Linee portanti per un ripensamento della presenza ecclesiale

Cambiamenti in atto nelle Diocesi - L'esempio di Torino-Susa

Con questa pubblicazione prende il via una serie di articoli di presentazione dei cambiamenti in atto in alcune Diocesi italiane, cambiamenti finalizzati ad un ripensamento della presenza ecclesiale sul territorio anche nell'ottica della diminuzione del clero.

1. La Diocesi di Torino-Susa

Da qualche tempo le Diocesi italiane stanno vivendo una fase di cambiamento e di trasformazione: ne è testimonianza quanto emerge dai primi due anni di ascolto sinodale – la fase narrativa – recentemente presentato dalle Linee guida per il prosieguo del cammino sinodale.
A Torino, a maggio 2022 ha fatto il suo ingresso come vescovo Mons. Roberto Repole, che dopo un mese dal suo insediamento ha indirizzato ai fedeli delle Diocesi di Torino e Susa, unite in persona episcopi, una breve lettera in cui ha fatto riferimento, come scelta prioritaria per la sua azione pastorale, al ripensamento della presenza ecclesiale sul territorio.

Un ripensamento – scrive Mons. Repole – che nasce da alcuni dati evidenti: “È sotto gli occhi di tutti il fatto che il numero dei preti è in calo ormai da decenni e che la loro età media è piuttosto elevata. È meno evidente ai più, anche se non meno significativo, il fatto che anche il numero dei cristiani che vivono una qualche reale appartenenza alla Chiesa è di molto inferiore rispetto al passato”. Da qui, scrive ai fedeli l’Arcivescovo di Torino, la necessità “di guardare con lucidità la realtà e prendere sempre più profondamente coscienza che la nostra società non è più normalmente cristiana”.
Affinché nelle parrocchie non si corra il rischio di investire risorse in attività pastorali che sembrano non portare frutto, è giusto ridisegnare, osserva Mons. Repole, la presenza della Chiesa sul territorio, osando “qualche percorso nuovo” in cerca di “nuove opportunità”.

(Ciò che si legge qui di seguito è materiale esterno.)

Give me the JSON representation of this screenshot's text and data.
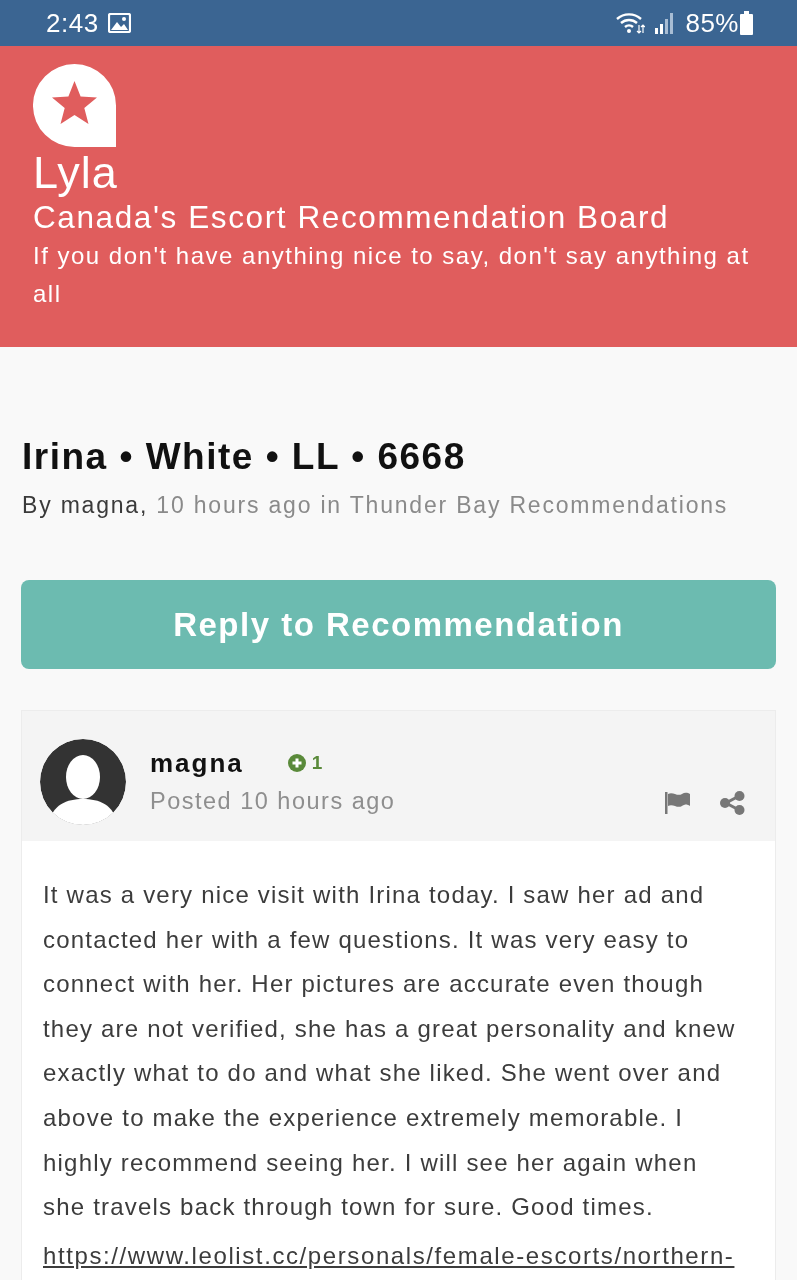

Nel suo primo incontro con il Clero diocesano in occasione dell’avvio dell’anno pastorale, a ottobre 2022, Mons. Repole ha ribadito nuovamente l’importanza di lavorare insieme intorno ad un “punto nevralgico”, ossia ripensare la presenza della Chiesa sul territorio.
A conclusione del suo primo anno come Vescovo, nel corso della Convocazione diocesana che si è svolta lo scorso 9 giugno, Mons. Repole ha tratteggiato le “linee portanti e i criteri del ripensamento della presenza ecclesiale”, frutto di un cammino di ascolto e discernimento con i sacerdoti e la Diocesi a tutti i livelli.
In primo luogo, l’Arcivescovo di Torino ha posto l’accento sulla necessità di “prendere consapevolezza in modo lucido che mantenere semplicemente e stancamente il modello attuale significa condannarci a non essere più una presenza capace di trasmettere la ricchezza inesauribile e coinvolgente del Vangelo alle donne e agli uomini di oggi, tanti dei quali hanno una sete immensa di vita, di senso, di amore e di relazioni calde, in una parola, di Dio”.
Oggi ai cristiani il Signore chiede di essere gioiosi, di vivere in relazione con Lui, con fiducia, operando “scelte e cambiamenti per rimanere sempre meglio in attesa della Sua venuta”.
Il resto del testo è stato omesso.